Ryan sat there silent for a second. “They have a ton of diamonds aboard each vessel?” he asked the man in the white coat.
“Plus those big ones and all those others in the canisters. I’m sure this cargo will make the first load look like chump change,” the scientist replied.
“Igor, get somebody to find me Bill Withers. He should be in Hangar Three. I need to figure out what to do with all this stuff.”
“One more thing,” the scientist stated after getting off the phone. “This Diamond One rock is going to pass pretty close to earth because of the change in direction
caused by the explosion. Its new direction looks like it could pass in between earth and the moon in about five weeks.”
“Give me its coordinates; I need to get the Astermine craft well away from it so that Hubble won’t pick them up looking in that area of space. I will pass its position to Hubble and they can start tracking it. This might be bad. Joe,” he stated to his other control team leader “could we be the reason DX2014 broke up?”

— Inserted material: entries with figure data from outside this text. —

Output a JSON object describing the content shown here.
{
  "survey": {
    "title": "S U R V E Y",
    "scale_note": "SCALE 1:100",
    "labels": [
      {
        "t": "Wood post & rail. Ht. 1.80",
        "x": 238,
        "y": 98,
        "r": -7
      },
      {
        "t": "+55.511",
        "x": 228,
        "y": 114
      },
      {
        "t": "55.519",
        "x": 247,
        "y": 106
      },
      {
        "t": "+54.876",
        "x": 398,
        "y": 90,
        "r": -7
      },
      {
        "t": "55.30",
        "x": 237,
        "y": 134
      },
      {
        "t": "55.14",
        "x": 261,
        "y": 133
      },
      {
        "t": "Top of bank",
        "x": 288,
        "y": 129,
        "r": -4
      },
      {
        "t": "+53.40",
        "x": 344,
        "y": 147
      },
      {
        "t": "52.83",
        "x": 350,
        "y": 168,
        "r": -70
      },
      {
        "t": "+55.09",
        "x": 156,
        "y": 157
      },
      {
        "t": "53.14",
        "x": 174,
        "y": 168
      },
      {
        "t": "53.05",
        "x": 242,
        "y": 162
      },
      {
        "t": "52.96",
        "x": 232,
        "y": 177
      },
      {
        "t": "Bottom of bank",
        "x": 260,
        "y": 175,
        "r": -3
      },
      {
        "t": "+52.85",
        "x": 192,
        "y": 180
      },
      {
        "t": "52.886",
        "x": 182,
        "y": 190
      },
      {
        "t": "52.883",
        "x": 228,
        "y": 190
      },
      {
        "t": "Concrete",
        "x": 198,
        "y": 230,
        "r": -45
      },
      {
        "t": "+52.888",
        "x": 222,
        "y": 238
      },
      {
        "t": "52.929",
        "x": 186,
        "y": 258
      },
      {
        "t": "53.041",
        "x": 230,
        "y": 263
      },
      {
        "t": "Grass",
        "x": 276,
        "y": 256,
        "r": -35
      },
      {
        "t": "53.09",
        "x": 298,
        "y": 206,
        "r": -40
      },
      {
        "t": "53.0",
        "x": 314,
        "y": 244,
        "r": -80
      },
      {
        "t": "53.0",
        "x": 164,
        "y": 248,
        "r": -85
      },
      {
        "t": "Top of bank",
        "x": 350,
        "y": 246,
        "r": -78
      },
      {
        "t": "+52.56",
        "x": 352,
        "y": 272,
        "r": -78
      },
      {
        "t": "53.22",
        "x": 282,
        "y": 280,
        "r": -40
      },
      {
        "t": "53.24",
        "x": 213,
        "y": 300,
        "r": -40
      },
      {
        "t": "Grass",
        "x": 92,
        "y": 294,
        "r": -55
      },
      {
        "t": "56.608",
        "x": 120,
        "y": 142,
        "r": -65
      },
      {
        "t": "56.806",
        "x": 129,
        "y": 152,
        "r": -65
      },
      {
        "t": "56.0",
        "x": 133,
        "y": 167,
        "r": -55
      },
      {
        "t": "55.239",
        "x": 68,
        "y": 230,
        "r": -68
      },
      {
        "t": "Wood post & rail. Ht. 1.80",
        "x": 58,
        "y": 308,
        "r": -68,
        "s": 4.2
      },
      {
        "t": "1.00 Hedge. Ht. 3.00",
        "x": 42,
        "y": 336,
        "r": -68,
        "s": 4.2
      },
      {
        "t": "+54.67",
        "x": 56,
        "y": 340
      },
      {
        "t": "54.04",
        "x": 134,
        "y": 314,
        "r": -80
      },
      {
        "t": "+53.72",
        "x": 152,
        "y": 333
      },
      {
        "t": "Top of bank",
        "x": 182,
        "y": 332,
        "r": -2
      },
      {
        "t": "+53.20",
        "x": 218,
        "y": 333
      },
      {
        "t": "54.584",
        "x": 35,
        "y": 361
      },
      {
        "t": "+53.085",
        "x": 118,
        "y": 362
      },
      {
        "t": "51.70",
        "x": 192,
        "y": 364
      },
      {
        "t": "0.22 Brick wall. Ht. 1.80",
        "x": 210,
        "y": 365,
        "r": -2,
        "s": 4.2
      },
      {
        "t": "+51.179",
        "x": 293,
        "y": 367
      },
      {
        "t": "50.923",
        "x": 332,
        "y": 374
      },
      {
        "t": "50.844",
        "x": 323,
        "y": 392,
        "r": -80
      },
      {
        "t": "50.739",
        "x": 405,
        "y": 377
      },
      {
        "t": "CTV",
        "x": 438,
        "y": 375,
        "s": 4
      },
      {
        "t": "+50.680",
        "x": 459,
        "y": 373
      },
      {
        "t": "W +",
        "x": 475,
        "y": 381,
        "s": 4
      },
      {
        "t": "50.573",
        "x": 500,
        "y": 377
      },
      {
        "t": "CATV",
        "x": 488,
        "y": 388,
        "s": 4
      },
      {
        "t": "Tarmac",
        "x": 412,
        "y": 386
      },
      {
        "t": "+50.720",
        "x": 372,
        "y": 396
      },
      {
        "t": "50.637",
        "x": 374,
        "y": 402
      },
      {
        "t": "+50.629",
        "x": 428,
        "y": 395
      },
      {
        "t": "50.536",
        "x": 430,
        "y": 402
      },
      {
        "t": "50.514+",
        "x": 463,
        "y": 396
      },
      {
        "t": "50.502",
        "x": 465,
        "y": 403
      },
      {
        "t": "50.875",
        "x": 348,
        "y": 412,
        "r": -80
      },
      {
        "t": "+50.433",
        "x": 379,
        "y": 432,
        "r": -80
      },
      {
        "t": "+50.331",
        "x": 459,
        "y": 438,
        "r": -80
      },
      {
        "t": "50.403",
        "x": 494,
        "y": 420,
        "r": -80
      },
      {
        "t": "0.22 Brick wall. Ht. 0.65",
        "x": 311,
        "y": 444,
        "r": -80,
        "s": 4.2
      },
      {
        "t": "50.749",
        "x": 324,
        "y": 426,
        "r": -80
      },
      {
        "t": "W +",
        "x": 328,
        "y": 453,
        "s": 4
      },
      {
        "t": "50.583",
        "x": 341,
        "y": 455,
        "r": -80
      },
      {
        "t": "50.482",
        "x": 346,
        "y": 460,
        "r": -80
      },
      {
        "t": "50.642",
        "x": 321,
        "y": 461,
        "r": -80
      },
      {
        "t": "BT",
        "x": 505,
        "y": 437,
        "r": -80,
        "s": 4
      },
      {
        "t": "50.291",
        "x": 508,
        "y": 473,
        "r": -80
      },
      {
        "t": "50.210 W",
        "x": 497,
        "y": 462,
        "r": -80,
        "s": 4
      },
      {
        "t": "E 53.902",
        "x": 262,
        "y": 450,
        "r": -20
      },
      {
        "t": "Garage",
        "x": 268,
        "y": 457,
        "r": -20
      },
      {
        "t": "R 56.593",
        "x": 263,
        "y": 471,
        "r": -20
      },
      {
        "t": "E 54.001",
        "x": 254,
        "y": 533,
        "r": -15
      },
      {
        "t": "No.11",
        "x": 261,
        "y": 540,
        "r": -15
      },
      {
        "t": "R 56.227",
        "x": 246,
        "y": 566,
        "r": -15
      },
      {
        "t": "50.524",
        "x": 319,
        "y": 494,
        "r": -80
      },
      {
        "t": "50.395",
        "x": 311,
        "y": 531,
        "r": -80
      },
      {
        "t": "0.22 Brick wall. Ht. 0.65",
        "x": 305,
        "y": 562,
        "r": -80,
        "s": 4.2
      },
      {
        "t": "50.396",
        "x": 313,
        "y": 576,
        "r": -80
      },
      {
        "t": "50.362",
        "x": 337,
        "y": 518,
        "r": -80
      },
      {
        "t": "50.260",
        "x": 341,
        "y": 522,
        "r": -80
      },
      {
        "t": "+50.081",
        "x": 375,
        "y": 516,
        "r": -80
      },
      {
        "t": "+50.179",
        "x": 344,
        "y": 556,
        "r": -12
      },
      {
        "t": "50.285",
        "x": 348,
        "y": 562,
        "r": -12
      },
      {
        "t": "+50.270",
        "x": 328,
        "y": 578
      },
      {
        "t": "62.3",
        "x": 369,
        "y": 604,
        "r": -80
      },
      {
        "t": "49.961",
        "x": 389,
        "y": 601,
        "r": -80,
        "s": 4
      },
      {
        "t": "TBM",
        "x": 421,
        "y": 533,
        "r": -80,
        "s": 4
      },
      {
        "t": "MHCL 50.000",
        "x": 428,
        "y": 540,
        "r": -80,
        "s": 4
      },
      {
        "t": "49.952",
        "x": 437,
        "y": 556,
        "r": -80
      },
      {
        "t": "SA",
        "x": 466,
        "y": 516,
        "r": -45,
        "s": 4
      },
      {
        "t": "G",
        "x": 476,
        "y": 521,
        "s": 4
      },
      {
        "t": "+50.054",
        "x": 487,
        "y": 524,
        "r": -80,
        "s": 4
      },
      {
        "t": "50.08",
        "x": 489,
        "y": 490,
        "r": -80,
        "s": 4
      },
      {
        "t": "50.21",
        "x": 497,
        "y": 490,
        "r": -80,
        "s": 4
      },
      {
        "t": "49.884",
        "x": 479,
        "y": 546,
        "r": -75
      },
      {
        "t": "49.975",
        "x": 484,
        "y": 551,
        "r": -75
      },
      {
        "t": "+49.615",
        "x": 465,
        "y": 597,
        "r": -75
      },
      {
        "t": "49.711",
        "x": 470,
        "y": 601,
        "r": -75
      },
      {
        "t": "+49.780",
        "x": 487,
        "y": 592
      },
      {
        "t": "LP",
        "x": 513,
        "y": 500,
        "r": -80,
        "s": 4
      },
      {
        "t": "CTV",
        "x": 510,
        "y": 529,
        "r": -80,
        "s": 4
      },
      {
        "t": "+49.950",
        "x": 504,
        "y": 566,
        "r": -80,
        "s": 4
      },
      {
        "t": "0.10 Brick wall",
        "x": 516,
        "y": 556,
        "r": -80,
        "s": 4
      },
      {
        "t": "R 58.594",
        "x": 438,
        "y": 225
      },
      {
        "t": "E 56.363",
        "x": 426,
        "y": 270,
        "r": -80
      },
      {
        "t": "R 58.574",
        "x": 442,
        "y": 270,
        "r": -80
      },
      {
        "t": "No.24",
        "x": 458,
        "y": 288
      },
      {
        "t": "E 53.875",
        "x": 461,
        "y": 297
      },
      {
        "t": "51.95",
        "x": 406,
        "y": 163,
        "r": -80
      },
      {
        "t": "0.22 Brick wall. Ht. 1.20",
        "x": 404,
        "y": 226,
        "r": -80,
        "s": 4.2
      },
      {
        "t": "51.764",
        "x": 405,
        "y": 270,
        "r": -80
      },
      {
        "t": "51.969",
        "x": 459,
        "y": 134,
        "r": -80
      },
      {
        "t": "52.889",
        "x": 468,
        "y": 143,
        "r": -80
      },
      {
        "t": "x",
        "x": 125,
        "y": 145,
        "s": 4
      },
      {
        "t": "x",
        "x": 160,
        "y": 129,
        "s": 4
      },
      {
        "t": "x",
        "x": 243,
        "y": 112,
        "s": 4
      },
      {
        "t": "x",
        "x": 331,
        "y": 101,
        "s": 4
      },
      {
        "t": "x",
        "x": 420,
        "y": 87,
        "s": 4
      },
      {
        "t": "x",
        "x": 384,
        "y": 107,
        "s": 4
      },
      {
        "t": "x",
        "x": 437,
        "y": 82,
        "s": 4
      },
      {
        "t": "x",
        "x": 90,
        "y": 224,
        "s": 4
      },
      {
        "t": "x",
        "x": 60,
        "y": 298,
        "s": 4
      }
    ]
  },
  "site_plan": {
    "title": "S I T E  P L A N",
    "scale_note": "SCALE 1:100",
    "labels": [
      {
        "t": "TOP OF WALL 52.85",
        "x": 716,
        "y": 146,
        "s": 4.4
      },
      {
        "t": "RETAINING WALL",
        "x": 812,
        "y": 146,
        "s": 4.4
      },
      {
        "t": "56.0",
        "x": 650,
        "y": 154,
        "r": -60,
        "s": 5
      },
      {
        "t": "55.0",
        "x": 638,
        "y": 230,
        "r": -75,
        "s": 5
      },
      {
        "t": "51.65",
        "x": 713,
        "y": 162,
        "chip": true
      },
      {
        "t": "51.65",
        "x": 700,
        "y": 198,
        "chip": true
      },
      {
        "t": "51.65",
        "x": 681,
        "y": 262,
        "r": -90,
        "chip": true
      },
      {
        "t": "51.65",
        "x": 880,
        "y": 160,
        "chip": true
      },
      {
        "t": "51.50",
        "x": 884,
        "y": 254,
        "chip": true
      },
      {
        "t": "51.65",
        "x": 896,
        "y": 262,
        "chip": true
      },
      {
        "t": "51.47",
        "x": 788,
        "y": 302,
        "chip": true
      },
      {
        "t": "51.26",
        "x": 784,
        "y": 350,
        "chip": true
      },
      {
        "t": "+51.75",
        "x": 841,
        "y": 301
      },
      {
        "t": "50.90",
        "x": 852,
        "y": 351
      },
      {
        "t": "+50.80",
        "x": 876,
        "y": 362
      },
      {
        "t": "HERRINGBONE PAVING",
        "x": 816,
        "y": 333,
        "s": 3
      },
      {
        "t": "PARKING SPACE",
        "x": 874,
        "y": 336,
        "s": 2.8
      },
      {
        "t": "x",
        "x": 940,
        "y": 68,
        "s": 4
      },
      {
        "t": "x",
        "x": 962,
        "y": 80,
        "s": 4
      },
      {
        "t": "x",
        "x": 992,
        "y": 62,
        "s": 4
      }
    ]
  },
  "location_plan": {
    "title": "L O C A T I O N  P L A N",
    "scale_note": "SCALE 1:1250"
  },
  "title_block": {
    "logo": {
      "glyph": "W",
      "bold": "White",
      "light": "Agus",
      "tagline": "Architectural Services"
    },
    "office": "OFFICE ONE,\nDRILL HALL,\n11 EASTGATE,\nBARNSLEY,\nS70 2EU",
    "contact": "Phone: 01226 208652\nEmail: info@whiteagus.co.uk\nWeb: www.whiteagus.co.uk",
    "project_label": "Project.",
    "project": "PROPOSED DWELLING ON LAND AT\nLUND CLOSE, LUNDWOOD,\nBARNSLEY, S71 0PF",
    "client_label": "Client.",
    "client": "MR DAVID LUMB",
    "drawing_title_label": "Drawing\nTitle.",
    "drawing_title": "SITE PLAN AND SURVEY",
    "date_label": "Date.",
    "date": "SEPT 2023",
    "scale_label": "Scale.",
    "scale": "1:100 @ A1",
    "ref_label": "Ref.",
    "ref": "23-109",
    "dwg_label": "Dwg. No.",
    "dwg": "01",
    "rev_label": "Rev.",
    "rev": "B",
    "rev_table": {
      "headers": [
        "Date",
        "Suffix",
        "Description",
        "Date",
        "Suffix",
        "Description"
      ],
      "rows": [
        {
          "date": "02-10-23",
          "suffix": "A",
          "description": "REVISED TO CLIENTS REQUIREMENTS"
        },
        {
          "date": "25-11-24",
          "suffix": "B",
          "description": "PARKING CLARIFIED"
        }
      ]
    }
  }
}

“No way, Boss, that rock is big. I don’t think two flies on a wall of a house could push it down. The report from Mr. Jones a week ago stated that smaller asteroids hitting DX2014 are probably the cause. It could have happened a month or so before we first arrived, or a million years ago. But trying to understand the minute vibrations they were detecting on the first trip, I would say that something hit that rock within the last several years, and it must have been a meteor, or asteroid from a volcano on another planet. I bet the black rock they told us about is pure carbon and some of the diamonds could be from the insides of a gigantic volcano out there somewhere. My understanding is that a diamond deposit this large must be from two massive rocks hitting each other and causing unbelievable pressure in the region of impact. Mr. Noble also stated that they saw a third crater within the second crater, which means that the impact area had been hit again by a smaller rock, maybe dislodging the surface area and allowing our team to see the diamonds. I would guess that it is a trillion to one possibility that three rocks could impact in the same place, but the team believes that the strong gravitational pull in this one area caused the third rock to hit inside the second crater. Mr. Noble told us that the gravity had decreased by 30 to 40 percent on their last landing. These circumstances lead me to believe there is no way that we could have had anything to do with this breakup.”